Hakim AS Batalkan Subpoena DOJ, Fed Tetap Berdiri Kuat
ORBITINDONESIA.COM – Keputusan mengejutkan datang dari Washington, D.C. ketika seorang hakim federal membatalkan subpoena Departemen Kehakiman terhadap Ketua Federal Reserve, Jerome Powell. Tuduhan bahwa pemerintahan Trump menyalahgunakan investigasi kriminal untuk menekan bank sentral kembali menjadi sorotan publik.

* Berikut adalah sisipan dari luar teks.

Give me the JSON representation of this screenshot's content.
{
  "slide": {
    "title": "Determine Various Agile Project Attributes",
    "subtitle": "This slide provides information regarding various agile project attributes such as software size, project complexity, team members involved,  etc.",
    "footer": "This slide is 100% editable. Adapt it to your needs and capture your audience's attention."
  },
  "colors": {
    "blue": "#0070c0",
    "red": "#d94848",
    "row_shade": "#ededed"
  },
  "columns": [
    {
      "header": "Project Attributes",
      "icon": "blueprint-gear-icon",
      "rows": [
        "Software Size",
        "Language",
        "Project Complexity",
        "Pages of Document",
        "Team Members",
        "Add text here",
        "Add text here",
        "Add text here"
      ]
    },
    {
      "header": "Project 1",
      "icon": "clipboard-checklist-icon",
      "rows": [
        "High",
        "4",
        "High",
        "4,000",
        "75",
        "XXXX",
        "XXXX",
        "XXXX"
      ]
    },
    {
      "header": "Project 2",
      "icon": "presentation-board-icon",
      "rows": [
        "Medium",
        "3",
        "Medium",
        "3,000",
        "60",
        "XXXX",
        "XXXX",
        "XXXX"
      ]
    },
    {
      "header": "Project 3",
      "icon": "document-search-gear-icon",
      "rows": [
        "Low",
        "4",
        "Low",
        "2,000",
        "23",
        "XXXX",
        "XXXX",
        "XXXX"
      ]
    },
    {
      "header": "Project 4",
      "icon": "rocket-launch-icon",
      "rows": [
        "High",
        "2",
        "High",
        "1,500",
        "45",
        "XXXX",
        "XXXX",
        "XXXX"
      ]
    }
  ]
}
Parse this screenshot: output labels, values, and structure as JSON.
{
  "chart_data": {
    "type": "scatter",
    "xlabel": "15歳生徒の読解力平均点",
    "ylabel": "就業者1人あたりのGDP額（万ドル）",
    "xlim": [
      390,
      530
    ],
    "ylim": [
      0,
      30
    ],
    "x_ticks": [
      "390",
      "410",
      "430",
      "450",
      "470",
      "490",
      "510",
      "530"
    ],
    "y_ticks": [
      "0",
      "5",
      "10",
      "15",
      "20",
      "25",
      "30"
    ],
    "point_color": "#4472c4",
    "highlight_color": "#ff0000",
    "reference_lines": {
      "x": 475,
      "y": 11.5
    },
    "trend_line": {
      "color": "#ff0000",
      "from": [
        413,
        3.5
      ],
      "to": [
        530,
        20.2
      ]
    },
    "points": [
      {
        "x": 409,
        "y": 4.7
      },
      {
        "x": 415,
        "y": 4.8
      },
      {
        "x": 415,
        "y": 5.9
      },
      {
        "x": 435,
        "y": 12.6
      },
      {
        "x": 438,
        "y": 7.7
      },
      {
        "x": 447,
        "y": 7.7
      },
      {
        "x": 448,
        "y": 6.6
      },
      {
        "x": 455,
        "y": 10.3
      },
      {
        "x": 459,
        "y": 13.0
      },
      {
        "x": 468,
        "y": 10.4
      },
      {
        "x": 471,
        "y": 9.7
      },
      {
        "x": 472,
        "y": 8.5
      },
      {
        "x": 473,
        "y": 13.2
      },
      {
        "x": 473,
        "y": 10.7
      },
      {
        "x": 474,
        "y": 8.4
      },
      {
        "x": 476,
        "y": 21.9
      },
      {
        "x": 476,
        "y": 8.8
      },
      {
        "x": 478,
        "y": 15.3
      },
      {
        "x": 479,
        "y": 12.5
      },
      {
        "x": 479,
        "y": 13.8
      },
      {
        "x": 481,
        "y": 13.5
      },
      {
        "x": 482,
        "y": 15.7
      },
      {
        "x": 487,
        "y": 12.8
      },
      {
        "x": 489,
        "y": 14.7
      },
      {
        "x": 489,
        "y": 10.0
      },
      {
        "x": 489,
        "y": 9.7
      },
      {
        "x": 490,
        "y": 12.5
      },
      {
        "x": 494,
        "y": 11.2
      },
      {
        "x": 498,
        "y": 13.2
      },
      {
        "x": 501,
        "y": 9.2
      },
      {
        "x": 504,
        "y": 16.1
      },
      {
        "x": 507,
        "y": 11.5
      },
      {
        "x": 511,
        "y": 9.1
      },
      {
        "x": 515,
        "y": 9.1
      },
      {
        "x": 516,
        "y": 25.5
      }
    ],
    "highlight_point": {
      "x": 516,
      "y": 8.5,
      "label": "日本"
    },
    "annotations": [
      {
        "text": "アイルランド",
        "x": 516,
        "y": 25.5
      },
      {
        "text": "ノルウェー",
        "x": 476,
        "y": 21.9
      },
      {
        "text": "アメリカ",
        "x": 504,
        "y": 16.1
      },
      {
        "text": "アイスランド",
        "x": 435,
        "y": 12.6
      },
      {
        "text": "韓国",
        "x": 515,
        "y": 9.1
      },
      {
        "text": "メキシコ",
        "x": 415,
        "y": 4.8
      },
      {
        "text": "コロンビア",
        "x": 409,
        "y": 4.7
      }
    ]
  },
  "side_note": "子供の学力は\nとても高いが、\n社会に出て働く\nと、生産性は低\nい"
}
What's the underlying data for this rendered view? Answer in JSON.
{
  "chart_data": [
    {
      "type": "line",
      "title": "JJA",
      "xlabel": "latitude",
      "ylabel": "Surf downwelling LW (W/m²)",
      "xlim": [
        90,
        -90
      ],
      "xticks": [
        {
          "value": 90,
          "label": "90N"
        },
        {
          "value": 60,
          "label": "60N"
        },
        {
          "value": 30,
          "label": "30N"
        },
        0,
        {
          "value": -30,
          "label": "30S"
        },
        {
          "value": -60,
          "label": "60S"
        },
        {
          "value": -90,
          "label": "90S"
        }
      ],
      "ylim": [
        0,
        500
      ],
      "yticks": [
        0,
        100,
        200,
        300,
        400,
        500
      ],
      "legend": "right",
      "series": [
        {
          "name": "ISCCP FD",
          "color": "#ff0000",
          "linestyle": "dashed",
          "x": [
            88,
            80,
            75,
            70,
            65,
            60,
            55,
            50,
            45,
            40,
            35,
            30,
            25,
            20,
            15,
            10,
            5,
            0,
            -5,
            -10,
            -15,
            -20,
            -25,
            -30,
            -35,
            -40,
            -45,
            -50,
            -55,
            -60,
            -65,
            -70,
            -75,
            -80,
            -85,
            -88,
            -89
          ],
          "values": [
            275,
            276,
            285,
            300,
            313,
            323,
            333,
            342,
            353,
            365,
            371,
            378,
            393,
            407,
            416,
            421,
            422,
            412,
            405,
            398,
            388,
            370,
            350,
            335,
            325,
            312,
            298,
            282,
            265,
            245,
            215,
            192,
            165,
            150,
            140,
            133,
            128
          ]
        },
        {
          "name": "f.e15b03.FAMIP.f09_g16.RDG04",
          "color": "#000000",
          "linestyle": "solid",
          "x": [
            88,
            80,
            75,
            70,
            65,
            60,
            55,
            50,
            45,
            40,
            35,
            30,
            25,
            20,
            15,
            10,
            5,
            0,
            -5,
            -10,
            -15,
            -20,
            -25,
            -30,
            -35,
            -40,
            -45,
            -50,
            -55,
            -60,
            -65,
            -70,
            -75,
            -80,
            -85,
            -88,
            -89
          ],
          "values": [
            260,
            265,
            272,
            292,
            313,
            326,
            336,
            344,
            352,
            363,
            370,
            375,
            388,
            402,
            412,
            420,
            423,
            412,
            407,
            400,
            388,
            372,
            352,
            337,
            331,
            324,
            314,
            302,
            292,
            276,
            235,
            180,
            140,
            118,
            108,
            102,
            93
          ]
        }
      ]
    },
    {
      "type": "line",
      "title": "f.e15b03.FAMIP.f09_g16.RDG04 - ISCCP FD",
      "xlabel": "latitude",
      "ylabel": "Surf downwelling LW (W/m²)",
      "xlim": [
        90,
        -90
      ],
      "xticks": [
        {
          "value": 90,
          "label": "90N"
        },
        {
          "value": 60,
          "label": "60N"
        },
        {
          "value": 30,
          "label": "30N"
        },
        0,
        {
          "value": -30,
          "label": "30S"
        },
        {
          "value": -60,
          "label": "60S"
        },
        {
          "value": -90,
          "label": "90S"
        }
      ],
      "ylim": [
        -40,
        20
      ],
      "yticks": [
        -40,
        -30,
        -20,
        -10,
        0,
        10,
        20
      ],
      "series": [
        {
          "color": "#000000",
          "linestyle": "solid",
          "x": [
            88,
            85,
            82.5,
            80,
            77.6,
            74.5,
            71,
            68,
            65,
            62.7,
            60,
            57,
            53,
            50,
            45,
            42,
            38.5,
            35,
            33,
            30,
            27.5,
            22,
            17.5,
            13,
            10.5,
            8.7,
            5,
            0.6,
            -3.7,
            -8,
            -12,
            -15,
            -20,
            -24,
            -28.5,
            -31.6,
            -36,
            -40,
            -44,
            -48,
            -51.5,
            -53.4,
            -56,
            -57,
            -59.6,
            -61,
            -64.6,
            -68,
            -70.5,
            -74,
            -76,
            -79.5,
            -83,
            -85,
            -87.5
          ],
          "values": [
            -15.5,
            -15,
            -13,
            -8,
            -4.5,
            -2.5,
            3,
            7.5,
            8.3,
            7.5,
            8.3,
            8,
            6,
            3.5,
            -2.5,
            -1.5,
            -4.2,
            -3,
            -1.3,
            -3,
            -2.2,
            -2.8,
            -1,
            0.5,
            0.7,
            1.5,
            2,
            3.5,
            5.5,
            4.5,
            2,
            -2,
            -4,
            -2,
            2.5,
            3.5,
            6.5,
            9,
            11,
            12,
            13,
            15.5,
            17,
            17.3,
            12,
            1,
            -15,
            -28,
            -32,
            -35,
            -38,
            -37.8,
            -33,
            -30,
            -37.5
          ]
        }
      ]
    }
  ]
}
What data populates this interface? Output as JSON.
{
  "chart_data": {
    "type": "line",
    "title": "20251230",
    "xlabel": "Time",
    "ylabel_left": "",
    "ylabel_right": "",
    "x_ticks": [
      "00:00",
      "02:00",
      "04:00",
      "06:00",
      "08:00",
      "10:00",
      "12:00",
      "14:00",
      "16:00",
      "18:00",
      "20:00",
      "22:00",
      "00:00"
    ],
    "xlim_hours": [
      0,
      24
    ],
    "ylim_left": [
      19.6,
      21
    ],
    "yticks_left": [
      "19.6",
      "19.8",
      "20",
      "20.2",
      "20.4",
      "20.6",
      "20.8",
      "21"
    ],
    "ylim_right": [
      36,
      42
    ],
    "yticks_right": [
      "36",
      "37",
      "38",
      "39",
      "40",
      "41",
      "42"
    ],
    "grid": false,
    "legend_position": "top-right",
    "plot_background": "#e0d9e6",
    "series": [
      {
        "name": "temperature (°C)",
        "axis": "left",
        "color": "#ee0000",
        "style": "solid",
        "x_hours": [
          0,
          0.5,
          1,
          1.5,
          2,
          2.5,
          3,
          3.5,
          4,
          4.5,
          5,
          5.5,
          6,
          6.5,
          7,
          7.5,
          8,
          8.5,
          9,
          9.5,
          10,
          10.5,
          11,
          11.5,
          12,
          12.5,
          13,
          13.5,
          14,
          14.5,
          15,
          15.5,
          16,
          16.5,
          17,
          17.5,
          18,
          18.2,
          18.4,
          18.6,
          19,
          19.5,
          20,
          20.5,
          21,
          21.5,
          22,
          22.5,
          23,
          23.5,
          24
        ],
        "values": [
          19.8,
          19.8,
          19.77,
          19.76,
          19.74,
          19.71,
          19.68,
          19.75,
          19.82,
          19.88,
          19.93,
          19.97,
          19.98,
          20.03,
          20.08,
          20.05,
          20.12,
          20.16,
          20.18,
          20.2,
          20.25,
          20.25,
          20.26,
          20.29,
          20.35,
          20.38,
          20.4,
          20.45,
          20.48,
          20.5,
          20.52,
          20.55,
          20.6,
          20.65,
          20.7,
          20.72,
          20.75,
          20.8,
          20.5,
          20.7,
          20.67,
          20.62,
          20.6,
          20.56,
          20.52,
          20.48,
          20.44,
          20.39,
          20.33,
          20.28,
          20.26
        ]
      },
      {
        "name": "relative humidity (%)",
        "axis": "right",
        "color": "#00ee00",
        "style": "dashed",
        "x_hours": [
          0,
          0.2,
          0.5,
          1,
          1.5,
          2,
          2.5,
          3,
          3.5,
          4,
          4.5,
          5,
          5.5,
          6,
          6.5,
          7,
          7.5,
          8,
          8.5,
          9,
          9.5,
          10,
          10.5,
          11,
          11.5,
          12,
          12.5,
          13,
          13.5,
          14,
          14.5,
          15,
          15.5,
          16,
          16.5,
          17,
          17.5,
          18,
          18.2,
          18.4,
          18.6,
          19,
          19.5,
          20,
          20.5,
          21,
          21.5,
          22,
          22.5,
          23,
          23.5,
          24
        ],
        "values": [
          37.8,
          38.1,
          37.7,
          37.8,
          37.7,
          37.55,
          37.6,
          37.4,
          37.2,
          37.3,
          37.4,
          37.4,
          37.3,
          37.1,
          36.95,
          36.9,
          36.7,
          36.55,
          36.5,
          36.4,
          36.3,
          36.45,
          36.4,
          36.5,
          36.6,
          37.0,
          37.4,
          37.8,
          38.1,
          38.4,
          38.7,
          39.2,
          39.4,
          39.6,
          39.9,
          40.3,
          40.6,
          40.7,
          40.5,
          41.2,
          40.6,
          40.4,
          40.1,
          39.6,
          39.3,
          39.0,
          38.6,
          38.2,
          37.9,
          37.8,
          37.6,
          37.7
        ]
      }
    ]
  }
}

Pemerintahan Trump dituduh menggunakan pengaruhnya untuk mengarahkan kebijakan moneter AS. Subpoena terhadap Jerome Powell dianggap sebagai upaya untuk melemahkan independensi Federal Reserve. Hakim James Boasberg menegaskan tidak ada bukti bahwa Powell melakukan kejahatan selain tidak menyenangkan Presiden.
Keputusan hakim ini menyoroti ketegangan antara kebijakan politik dan kebijakan moneter. Dengan tidak adanya bukti kuat, upaya DOJ lebih terlihat seperti tekanan politik daripada investigasi kriminal murni. Ini juga menunda konfirmasi Kevin Warsh sebagai ketua The Fed yang baru.
Senator Thom Tillis menolak mendukung Warsh hingga investigasi terhadap Powell dihentikan. Dengan mayoritas tipis di Komite Perbankan Senat, keputusan ini dapat menghambat pemilihan ketua baru. Ini menimbulkan pertanyaan tentang bagaimana politik bisa mengganggu fungsi lembaga yang seharusnya mandiri.
Keputusan ini memperlihatkan pentingnya menjaga independensi lembaga moneter dari tekanan politik. Apakah politik akan terus mencampuri kebijakan moneter, atau akankah lembaga seperti The Fed dapat tetap berdiri mandiri? Pertanyaan ini menjadi refleksi penting bagi masa depan ekonomi dan politik AS.